Somewhere during the night a miracle has occured. Yesterday I was the meanest most hated Mom in the world, and today I am the most wonderful Mom ever and all my kids love me. It is amazing what a few words on the calendar can do. I am not meaning to be cynical-I don't mind being the meanest mom, something would be wrong if I wasn't. And while I don't like to hear "I hate you", I understand they don't really mean it. So I really do appreciate whoever thought up Mothers Day. We do need a day where our children are reminded that they are supposed to love us and to tell us as much because if the calendar doesn't remind them it may never cross their mind.
I did recieve a absoluety wonderful Mothers Day gift. I was suprised, thrilled and very touched. Taylor cut out a coupon off the back of a cereal box and put it in an envelope and left it on the front seat of the car for me to find. A couple weeks ago I started commenting that I really needed to get my hair cut- it truly looks awful. I especially wanted it done before we went to Disneyland. I have a hard time doing things like that because I am not at a point where I warrent spending much on my hair (maybe a couple more months of serious running-but experience has proved this is just wishful thinking) so I just usually go to the beauty school, which has very limited hours but good prices. So I have to get a babysitter - which is hard for me to justify for a haircut.
I bought some cereal that happened to have a coupon for buy one get one free haircuts. I was really excited because that would make each haircut in my budget and the place was open evening and weekends. So I ask Taylor to go with me to get our hair cut. He absolutely refused. He said, "No way - I like my hair the way it is, I am not getting it cut." I anticipated this so I pulled the "I can't get my haircut unless you do" card and begged.

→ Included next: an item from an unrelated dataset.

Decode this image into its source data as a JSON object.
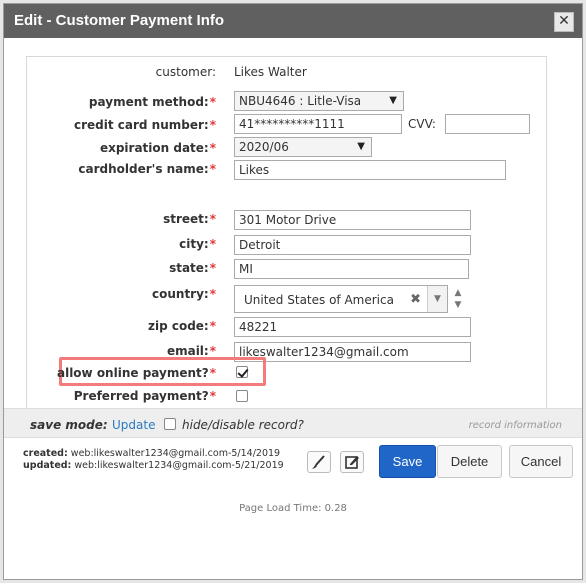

He stilled said no and I dropped it. Well then a few days ago he left me this coupon with "Happy Mothers Day" on it. I was so impressed he thought of a gift he could give me that I really, really wanted and that required sacerfice on his part. I was very excited and we planned to go on Saturday and get it done. I am leaving next week to go to the Midwest so the timing was great.
The next day he came to me a bit troubled and said, "Mom I just don't know if I can get my hair cut." When I asked why he said, "Sister Bartholmew said she liked my hair now that it is growing longer, so I better not cut it." I could tell this compliment meant a lot to him because he is really concerned with how he looks now. I was a bit sad but let it go. He later told me he would still go with me as planned- which thrilled me even more. Well Saturday came and things kept coming up to keep me busy and Taylor went to help a neighbor paint his shed and we ran out of time to get our hair cut. I was pretty disappointed. Taylor seemed to genuinely feel bad about it to. Since tomorrow evening is fhe that only leaves Tuesday evening as a possibility to do it before my trip. I know Rick is super busy at work and most likely won't be home to watch the kids so I will probably go on my trip with thick, shaggy hair I have nothing to do with but twist up on the top of my head. I guess worse things have happened.
Dallin had a Mother's Day program at school. Althoug the program was the same as the one Taylor did for me last year I was very impressed. Dallin sang all the songs and he sang loud. This says a lot because he doesn't like to sing and rarely does. But he looked right at me and sang every word. I realized that he wanted me to know he really meant what he was singing.
The point to these little stories is that my sons were willing to do something for me that they really didn't want to do, and that is the best mothers day present ever. I also got lots of cards, coupons for vaccumming and hugs and kisses- which I definately enjoy and appreciate.